The chancellor then found out about his resignation via text message. At the time, Foreign Minister Steinmeier, who is about to become president, was presenting himself as a candidate to the Christian Democrats' parliamentary group. Merkel showed him the text message on her phone.
She began to realize at that moment that her script for the coming federal election might be out of date and that a new one might now be taking its place.
Inside the SPD, at least, there is now renewed faith that the election will go well. For the moment, the change at the top has at least brought an end to the sense of chronic despondency and impassioned self-pity that had recently permeated the party. "With his combative nature and his passion, Schulz will mobilize our members and voters, because they believe him, that he is not deluding them," says Sören Bartol, deputy chairman of the SPD's parliamentary group. "I had no idea that mobile phones had so many emojis," says lawmaker Johannes Fechner. "And all have their mouths turned upward."

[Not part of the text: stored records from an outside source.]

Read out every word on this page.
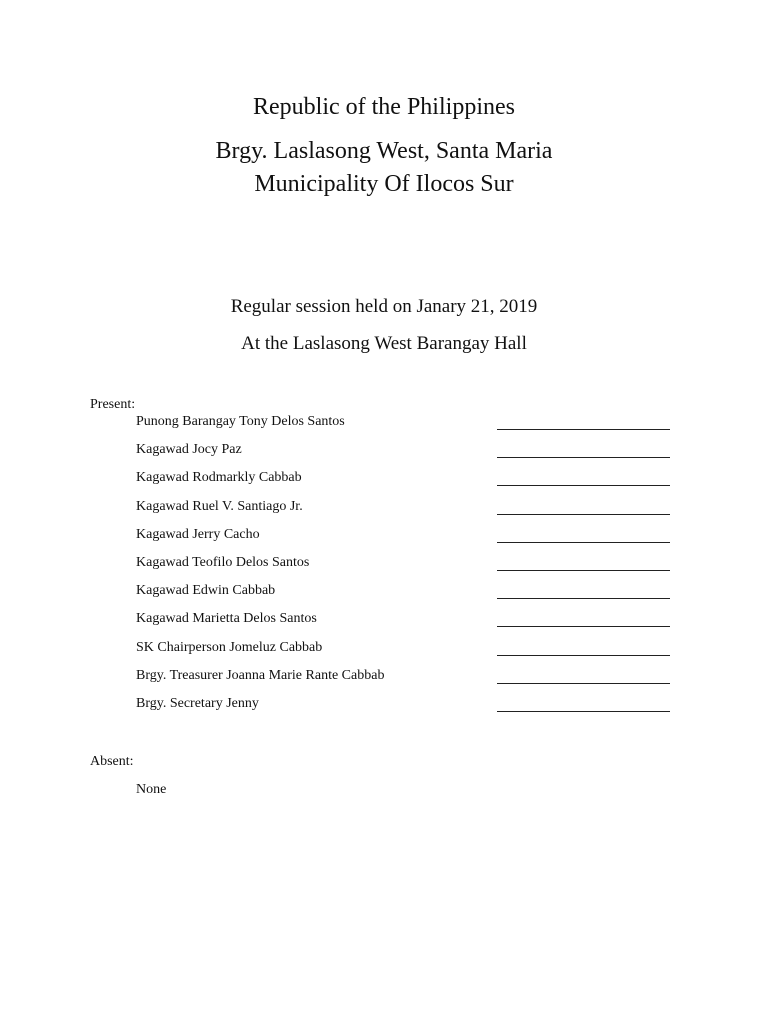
Republic of the Philippines
Brgy. Laslasong West, Santa Maria
Municipality Of Ilocos Sur
Regular session held on Janary 21, 2019
At the Laslasong West Barangay Hall
Present:
Punong Barangay Tony Delos Santos
Kagawad Jocy Paz
Kagawad Rodmarkly Cabbab
Kagawad Ruel V. Santiago Jr.
Kagawad Jerry Cacho
Kagawad Teofilo Delos Santos
Kagawad Edwin Cabbab
Kagawad Marietta Delos Santos
SK Chairperson Jomeluz Cabbab
Brgy. Treasurer Joanna Marie Rante Cabbab
Brgy. Secretary Jenny
Absent:
None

Colleagues who had feared the loss of their seat just a few days earlier are now dreaming of winning more than 30 percent of the vote. That may be unrealistic, but hope is the medicine the SPD currently needs.
Last Wednesday evening, 40 party members came to the meeting of the local SPD group in Sterkrade-Nord, in Oberhausen, including Karl Kaminski, 66 years old. Kaminski, who had spent more than half of his life in the SPD, had put up posters, distributed flyers, fought and suffered. With Schulz, he says his optimism has also returned. "Finally someone with balls," he says. "Someone who opens his mouth." Fellow party member Walburga Stortz says, of Europe and Trump, "things are crumbling everywhere." She says now the SPD needs a strongman as its leader. "With Martin Schulz, we finally have that man."

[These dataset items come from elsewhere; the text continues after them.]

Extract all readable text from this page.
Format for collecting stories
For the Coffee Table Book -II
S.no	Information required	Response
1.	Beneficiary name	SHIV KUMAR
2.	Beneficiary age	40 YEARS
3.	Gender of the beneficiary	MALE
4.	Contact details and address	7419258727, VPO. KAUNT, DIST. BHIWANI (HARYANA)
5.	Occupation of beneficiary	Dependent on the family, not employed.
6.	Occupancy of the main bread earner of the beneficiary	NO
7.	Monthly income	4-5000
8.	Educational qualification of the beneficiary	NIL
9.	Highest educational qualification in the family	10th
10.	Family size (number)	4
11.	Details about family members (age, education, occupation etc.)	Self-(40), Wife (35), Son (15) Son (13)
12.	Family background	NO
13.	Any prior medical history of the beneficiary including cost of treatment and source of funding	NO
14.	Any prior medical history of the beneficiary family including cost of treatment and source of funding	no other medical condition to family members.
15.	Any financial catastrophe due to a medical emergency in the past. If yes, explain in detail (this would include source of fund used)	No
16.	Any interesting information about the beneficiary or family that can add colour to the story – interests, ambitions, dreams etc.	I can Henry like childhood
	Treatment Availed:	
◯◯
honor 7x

Michael Keller, the SPD mayor of Friedberg in Hesse, says Sigmar Gabriel was like a "cork on the bottle." On Wednesday evening, Keller and his local association welcomed SPD General Secretary Katarina Barley. In the first 24 hours after Gabriel's resignation, Barley says, they gained 250 new members. And that only includes the online registrations at SPD headquarters. "I think we will gain momentum now," Barley says.
At the meeting in Düsseldorf two and a half weeks ago, the campaign agency sent the SPD leadership a clear message: "What's decisive is the impression. The people want to see you fight."
Martin Schulz will fight, that much is clear. And the way things look right now, he won't be alone.